Many infections caused by nontypable strains of H. influenzae, such as otitis media, sinusitis, and exacerbations of COPD, can be treated with oral antimicrobial agents. Approximately 20–35% of nontypable strains produce β-lactamase (with the exact proportion depending on geographic location), and these strains are resistant to ampicillin. Several agents have excellent activity against nontypable H. influenzae, including amoxicillin/clavulanic acid, various extended-spectrum cephalosporins, and the macrolides azithromycin and clarithromycin. Fluoroquinolones are highly active against H. influenzae and are useful in adults with exacerbations of COPD. However, fluoroquinolones are not currently recommended for the treatment of children or pregnant women because of possible effects on articular cartilage.
In addition to β-lactamase production, alteration of penicillin-binding proteins—a second mechanism of ampicillin resistance—has been detected in isolates of H. influenzae. Although rare in the United States, these β-lactamase-negative ampicillin-resistant strains are common in Japan and are increasing in prevalence in Europe. Continued monitoring of the evolving antimicrobial susceptibility patterns of H. influenzae will be important.
(See also Chap. 5) Two conjugate vaccines that prevent invasive infections with Hib in infants and children are licensed in the United States. In addition to eliciting protective antibody, these vaccines prevent disease by reducing rates of pharyngeal colonization with Hib. The widespread use of conjugate vaccines has dramatically reduced the incidence of Hib disease in developed countries. Even though the manufacture of Hib vaccines is costly, vaccination is cost-effective. The Global Alliance for Vaccines and Immunizations has recognized the underuse of Hib conjugate vaccines.

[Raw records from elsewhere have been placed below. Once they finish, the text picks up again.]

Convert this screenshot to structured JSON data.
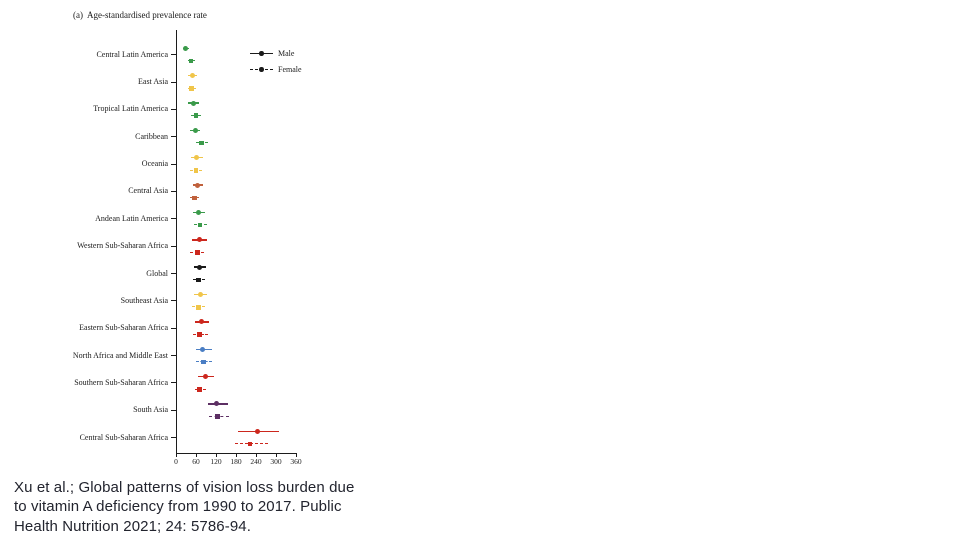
{
  "figure": {
    "title": "(a)  Age-standardised prevalence rate",
    "axis_color": "#1c1c1c",
    "legend": {
      "male_label": "Male",
      "female_label": "Female",
      "marker_color": "#1a1a1a"
    }
  },
  "chart_data": {
    "type": "scatter",
    "title": "(a) Age-standardised prevalence rate",
    "xlabel": "",
    "ylabel": "",
    "xlim": [
      0,
      360
    ],
    "x_ticks": [
      0,
      60,
      120,
      180,
      240,
      300,
      360
    ],
    "grid": false,
    "legend_position": "top-right-inside",
    "series_names": [
      "Male",
      "Female"
    ],
    "marker_styles": {
      "male": "filled-circle-solid-line",
      "female": "filled-square-dashed-line"
    },
    "regions": [
      {
        "label": "Central Latin America",
        "color": "#3a9a4a",
        "male": {
          "value": 29,
          "ci": [
            21,
            38
          ]
        },
        "female": {
          "value": 45,
          "ci": [
            36,
            56
          ]
        }
      },
      {
        "label": "East Asia",
        "color": "#f0c54a",
        "male": {
          "value": 50,
          "ci": [
            37,
            64
          ]
        },
        "female": {
          "value": 47,
          "ci": [
            35,
            60
          ]
        }
      },
      {
        "label": "Tropical Latin America",
        "color": "#3a9a4a",
        "male": {
          "value": 52,
          "ci": [
            37,
            68
          ]
        },
        "female": {
          "value": 60,
          "ci": [
            45,
            76
          ]
        }
      },
      {
        "label": "Caribbean",
        "color": "#3a9a4a",
        "male": {
          "value": 57,
          "ci": [
            43,
            72
          ]
        },
        "female": {
          "value": 77,
          "ci": [
            59,
            96
          ]
        }
      },
      {
        "label": "Oceania",
        "color": "#f0c54a",
        "male": {
          "value": 62,
          "ci": [
            44,
            81
          ]
        },
        "female": {
          "value": 60,
          "ci": [
            43,
            78
          ]
        }
      },
      {
        "label": "Central Asia",
        "color": "#c0613c",
        "male": {
          "value": 65,
          "ci": [
            50,
            82
          ]
        },
        "female": {
          "value": 55,
          "ci": [
            41,
            70
          ]
        }
      },
      {
        "label": "Andean Latin America",
        "color": "#3a9a4a",
        "male": {
          "value": 67,
          "ci": [
            51,
            86
          ]
        },
        "female": {
          "value": 72,
          "ci": [
            55,
            92
          ]
        }
      },
      {
        "label": "Western Sub-Saharan Africa",
        "color": "#cc271d",
        "male": {
          "value": 70,
          "ci": [
            49,
            93
          ]
        },
        "female": {
          "value": 64,
          "ci": [
            42,
            84
          ]
        }
      },
      {
        "label": "Global",
        "color": "#1a1a1a",
        "male": {
          "value": 70,
          "ci": [
            54,
            89
          ]
        },
        "female": {
          "value": 67,
          "ci": [
            51,
            86
          ]
        }
      },
      {
        "label": "Southeast Asia",
        "color": "#f0c54a",
        "male": {
          "value": 72,
          "ci": [
            54,
            92
          ]
        },
        "female": {
          "value": 67,
          "ci": [
            49,
            86
          ]
        }
      },
      {
        "label": "Eastern Sub-Saharan Africa",
        "color": "#cc271d",
        "male": {
          "value": 75,
          "ci": [
            57,
            98
          ]
        },
        "female": {
          "value": 70,
          "ci": [
            50,
            95
          ]
        }
      },
      {
        "label": "North Africa and Middle East",
        "color": "#4a7ec4",
        "male": {
          "value": 80,
          "ci": [
            60,
            107
          ]
        },
        "female": {
          "value": 82,
          "ci": [
            61,
            107
          ]
        }
      },
      {
        "label": "Southern Sub-Saharan Africa",
        "color": "#cc271d",
        "male": {
          "value": 87,
          "ci": [
            66,
            113
          ]
        },
        "female": {
          "value": 70,
          "ci": [
            57,
            89
          ]
        }
      },
      {
        "label": "South Asia",
        "color": "#5c2f63",
        "male": {
          "value": 122,
          "ci": [
            95,
            155
          ]
        },
        "female": {
          "value": 125,
          "ci": [
            100,
            158
          ]
        }
      },
      {
        "label": "Central Sub-Saharan Africa",
        "color": "#cc271d",
        "male": {
          "value": 245,
          "ci": [
            187,
            310
          ]
        },
        "female": {
          "value": 222,
          "ci": [
            176,
            275
          ]
        }
      }
    ]
  },
  "caption": {
    "lines": [
      "Xu et al.; Global patterns of vision loss burden due",
      "to vitamin A deficiency from 1990 to 2017. Public",
      "Health Nutrition 2021; 24: 5786-94."
    ]
  }
}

The disease burden has been reduced in developing countries that have implemented routine vaccination (e.g., The Gambia, Chile). An important obstacle to more widespread vaccination is the lack of data on the epidemiology and burden of Hib disease in many developing countries.
All children should be immunized with an Hib conjugate vaccine, receiving the first dose at ~2 months of age, the rest of the primary series at 2–6 months of age, and a booster dose at 12–15 months of age. Specific recommendations vary for the different conjugate vaccines. The reader is referred to the recommendations of the American Academy of Pediatrics (Chap. 5 and www.cispimmunize.org).

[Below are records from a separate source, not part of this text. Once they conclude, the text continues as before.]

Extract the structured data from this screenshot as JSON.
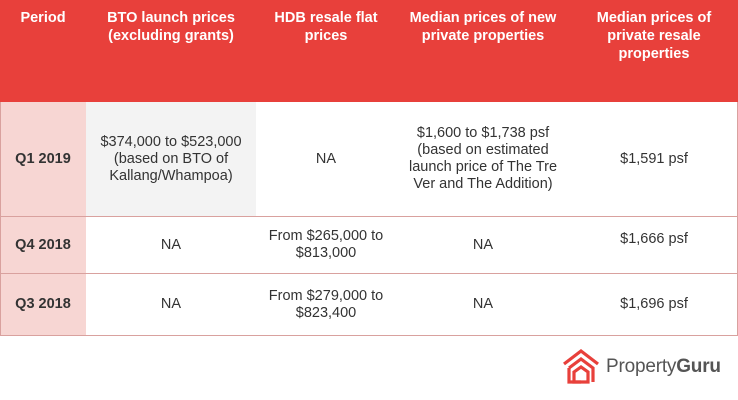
{
  "table": {
    "headers": [
      "Period",
      "BTO launch prices (excluding grants)",
      "HDB resale flat prices",
      "Median prices of new private properties",
      "Median prices of private resale properties"
    ],
    "rows": [
      {
        "period": "Q1 2019",
        "bto": "$374,000 to $523,000 (based on BTO of Kallang/Whampoa)",
        "hdb": "NA",
        "new_private": "$1,600 to $1,738 psf (based on estimated launch price of The Tre Ver and The Addition)",
        "private_resale": "$1,591 psf"
      },
      {
        "period": "Q4 2018",
        "bto": "NA",
        "hdb": "From $265,000 to $813,000",
        "new_private": "NA",
        "private_resale": "$1,666 psf"
      },
      {
        "period": "Q3 2018",
        "bto": "NA",
        "hdb": "From $279,000 to $823,400",
        "new_private": "NA",
        "private_resale": "$1,696 psf"
      }
    ]
  },
  "logo": {
    "icon": "propertyguru-house-icon",
    "text_part1": "Property",
    "text_part2": "Guru",
    "color": "#e8403b"
  }
}
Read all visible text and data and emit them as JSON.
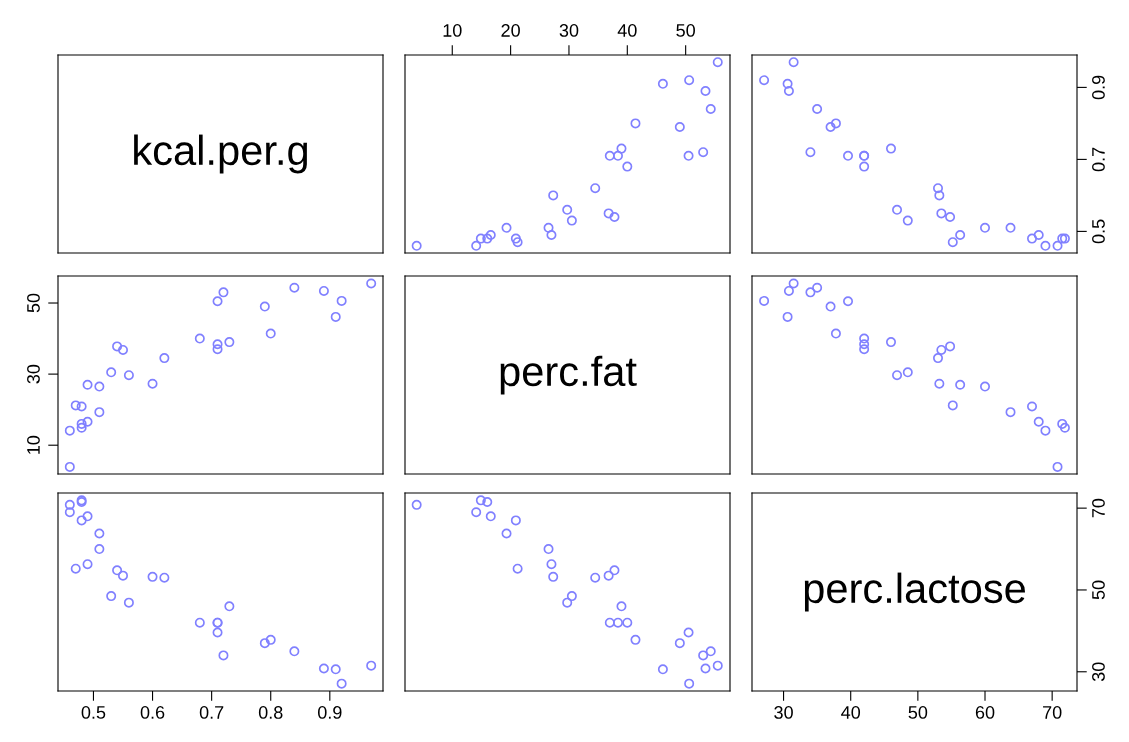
{
  "chart_data": [
    {
      "type": "other",
      "title": "kcal.per.g"
    },
    {
      "type": "scatter",
      "marker": "circle",
      "tick_labels": "x",
      "xlim": [
        1.9,
        57.6
      ],
      "ylim": [
        0.44,
        0.99
      ],
      "xticks": [
        10,
        20,
        30,
        40,
        50
      ],
      "x": [
        16.6,
        19.3,
        14.1,
        14.9,
        27.3,
        21.2,
        29.7,
        53.4,
        46.1,
        50.6,
        41.4,
        3.9,
        38.4,
        37.0,
        39.0,
        40.0,
        53.0,
        55.5,
        49.0,
        54.3,
        16.0,
        34.5,
        26.5,
        37.8,
        27.0,
        30.5,
        20.9,
        36.8,
        50.5
      ],
      "series": [
        {
          "color": "#8080ff",
          "values": [
            0.49,
            0.51,
            0.46,
            0.48,
            0.6,
            0.47,
            0.56,
            0.89,
            0.91,
            0.92,
            0.8,
            0.46,
            0.71,
            0.71,
            0.73,
            0.68,
            0.72,
            0.97,
            0.79,
            0.84,
            0.48,
            0.62,
            0.51,
            0.54,
            0.49,
            0.53,
            0.48,
            0.55,
            0.71
          ]
        }
      ]
    },
    {
      "type": "scatter",
      "marker": "circle",
      "tick_labels": "y",
      "xlim": [
        25.3,
        73.7
      ],
      "ylim": [
        0.44,
        0.99
      ],
      "yticks": [
        0.5,
        0.7,
        0.9
      ],
      "x": [
        68.0,
        63.8,
        69.0,
        71.9,
        53.2,
        55.2,
        46.9,
        30.8,
        30.6,
        27.1,
        37.8,
        70.8,
        42.0,
        42.0,
        46.0,
        42.0,
        34.0,
        31.5,
        37.0,
        35.0,
        71.5,
        53.0,
        60.0,
        54.8,
        56.3,
        48.5,
        67.0,
        53.5,
        39.6
      ],
      "series": [
        {
          "color": "#8080ff",
          "values": [
            0.49,
            0.51,
            0.46,
            0.48,
            0.6,
            0.47,
            0.56,
            0.89,
            0.91,
            0.92,
            0.8,
            0.46,
            0.71,
            0.71,
            0.73,
            0.68,
            0.72,
            0.97,
            0.79,
            0.84,
            0.48,
            0.62,
            0.51,
            0.54,
            0.49,
            0.53,
            0.48,
            0.55,
            0.71
          ]
        }
      ]
    },
    {
      "type": "scatter",
      "marker": "circle",
      "tick_labels": "y",
      "xlim": [
        0.44,
        0.99
      ],
      "ylim": [
        1.9,
        57.6
      ],
      "yticks": [
        10,
        30,
        50
      ],
      "x": [
        0.49,
        0.51,
        0.46,
        0.48,
        0.6,
        0.47,
        0.56,
        0.89,
        0.91,
        0.92,
        0.8,
        0.46,
        0.71,
        0.71,
        0.73,
        0.68,
        0.72,
        0.97,
        0.79,
        0.84,
        0.48,
        0.62,
        0.51,
        0.54,
        0.49,
        0.53,
        0.48,
        0.55,
        0.71
      ],
      "series": [
        {
          "color": "#8080ff",
          "values": [
            16.6,
            19.3,
            14.1,
            14.9,
            27.3,
            21.2,
            29.7,
            53.4,
            46.1,
            50.6,
            41.4,
            3.9,
            38.4,
            37.0,
            39.0,
            40.0,
            53.0,
            55.5,
            49.0,
            54.3,
            16.0,
            34.5,
            26.5,
            37.8,
            27.0,
            30.5,
            20.9,
            36.8,
            50.5
          ]
        }
      ]
    },
    {
      "type": "other",
      "title": "perc.fat"
    },
    {
      "type": "scatter",
      "marker": "circle",
      "tick_labels": false,
      "xlim": [
        25.3,
        73.7
      ],
      "ylim": [
        1.9,
        57.6
      ],
      "x": [
        68.0,
        63.8,
        69.0,
        71.9,
        53.2,
        55.2,
        46.9,
        30.8,
        30.6,
        27.1,
        37.8,
        70.8,
        42.0,
        42.0,
        46.0,
        42.0,
        34.0,
        31.5,
        37.0,
        35.0,
        71.5,
        53.0,
        60.0,
        54.8,
        56.3,
        48.5,
        67.0,
        53.5,
        39.6
      ],
      "series": [
        {
          "color": "#8080ff",
          "values": [
            16.6,
            19.3,
            14.1,
            14.9,
            27.3,
            21.2,
            29.7,
            53.4,
            46.1,
            50.6,
            41.4,
            3.9,
            38.4,
            37.0,
            39.0,
            40.0,
            53.0,
            55.5,
            49.0,
            54.3,
            16.0,
            34.5,
            26.5,
            37.8,
            27.0,
            30.5,
            20.9,
            36.8,
            50.5
          ]
        }
      ]
    },
    {
      "type": "scatter",
      "marker": "circle",
      "tick_labels": "x",
      "xlim": [
        0.44,
        0.99
      ],
      "ylim": [
        25.3,
        73.7
      ],
      "xticks": [
        0.5,
        0.6,
        0.7,
        0.8,
        0.9
      ],
      "x": [
        0.49,
        0.51,
        0.46,
        0.48,
        0.6,
        0.47,
        0.56,
        0.89,
        0.91,
        0.92,
        0.8,
        0.46,
        0.71,
        0.71,
        0.73,
        0.68,
        0.72,
        0.97,
        0.79,
        0.84,
        0.48,
        0.62,
        0.51,
        0.54,
        0.49,
        0.53,
        0.48,
        0.55,
        0.71
      ],
      "series": [
        {
          "color": "#8080ff",
          "values": [
            68.0,
            63.8,
            69.0,
            71.9,
            53.2,
            55.2,
            46.9,
            30.8,
            30.6,
            27.1,
            37.8,
            70.8,
            42.0,
            42.0,
            46.0,
            42.0,
            34.0,
            31.5,
            37.0,
            35.0,
            71.5,
            53.0,
            60.0,
            54.8,
            56.3,
            48.5,
            67.0,
            53.5,
            39.6
          ]
        }
      ]
    },
    {
      "type": "scatter",
      "marker": "circle",
      "tick_labels": false,
      "xlim": [
        1.9,
        57.6
      ],
      "ylim": [
        25.3,
        73.7
      ],
      "x": [
        16.6,
        19.3,
        14.1,
        14.9,
        27.3,
        21.2,
        29.7,
        53.4,
        46.1,
        50.6,
        41.4,
        3.9,
        38.4,
        37.0,
        39.0,
        40.0,
        53.0,
        55.5,
        49.0,
        54.3,
        16.0,
        34.5,
        26.5,
        37.8,
        27.0,
        30.5,
        20.9,
        36.8,
        50.5
      ],
      "series": [
        {
          "color": "#8080ff",
          "values": [
            68.0,
            63.8,
            69.0,
            71.9,
            53.2,
            55.2,
            46.9,
            30.8,
            30.6,
            27.1,
            37.8,
            70.8,
            42.0,
            42.0,
            46.0,
            42.0,
            34.0,
            31.5,
            37.0,
            35.0,
            71.5,
            53.0,
            60.0,
            54.8,
            56.3,
            48.5,
            67.0,
            53.5,
            39.6
          ]
        }
      ]
    },
    {
      "type": "scatter",
      "title": "perc.lactose",
      "xlim": [
        25.3,
        73.7
      ],
      "xticks": [
        30,
        40,
        50,
        60,
        70
      ],
      "ylim": [
        25.3,
        73.7
      ],
      "yticks": [
        30,
        50,
        70
      ]
    }
  ]
}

Currently, no vaccines are available specifically for the prevention of disease caused by nontypable H. influenzae. However, a vaccine that contains protein D—a surface protein of H. influenzae—conjugated to pneumococcal polysaccharides is licensed in other countries and is used widely in Europe. The vaccine has shown partial efficacy in preventing H. influenzae otitis media in clinical trials. Additional progress in the development of vaccines against nontypable H. influenzae is anticipated.
The risk of secondary disease is greater than normal among household contacts of patients with Hib disease. Therefore, all children and adults (except pregnant women) in households with an index case and at least one incompletely immunized contact <4 years of age should receive prophylaxis with oral rifampin. When two or more cases of invasive Hib disease have occurred within 60 days at a child-care facility attended by incompletely vaccinated children, administration of rifampin to all attendees and personnel is indicated, as is recommended for household contacts. Chemoprophylaxis is not indicated in nursery and child-care contacts of a single index case. The reader is referred to the recommendations of the American Academy of Pediatrics.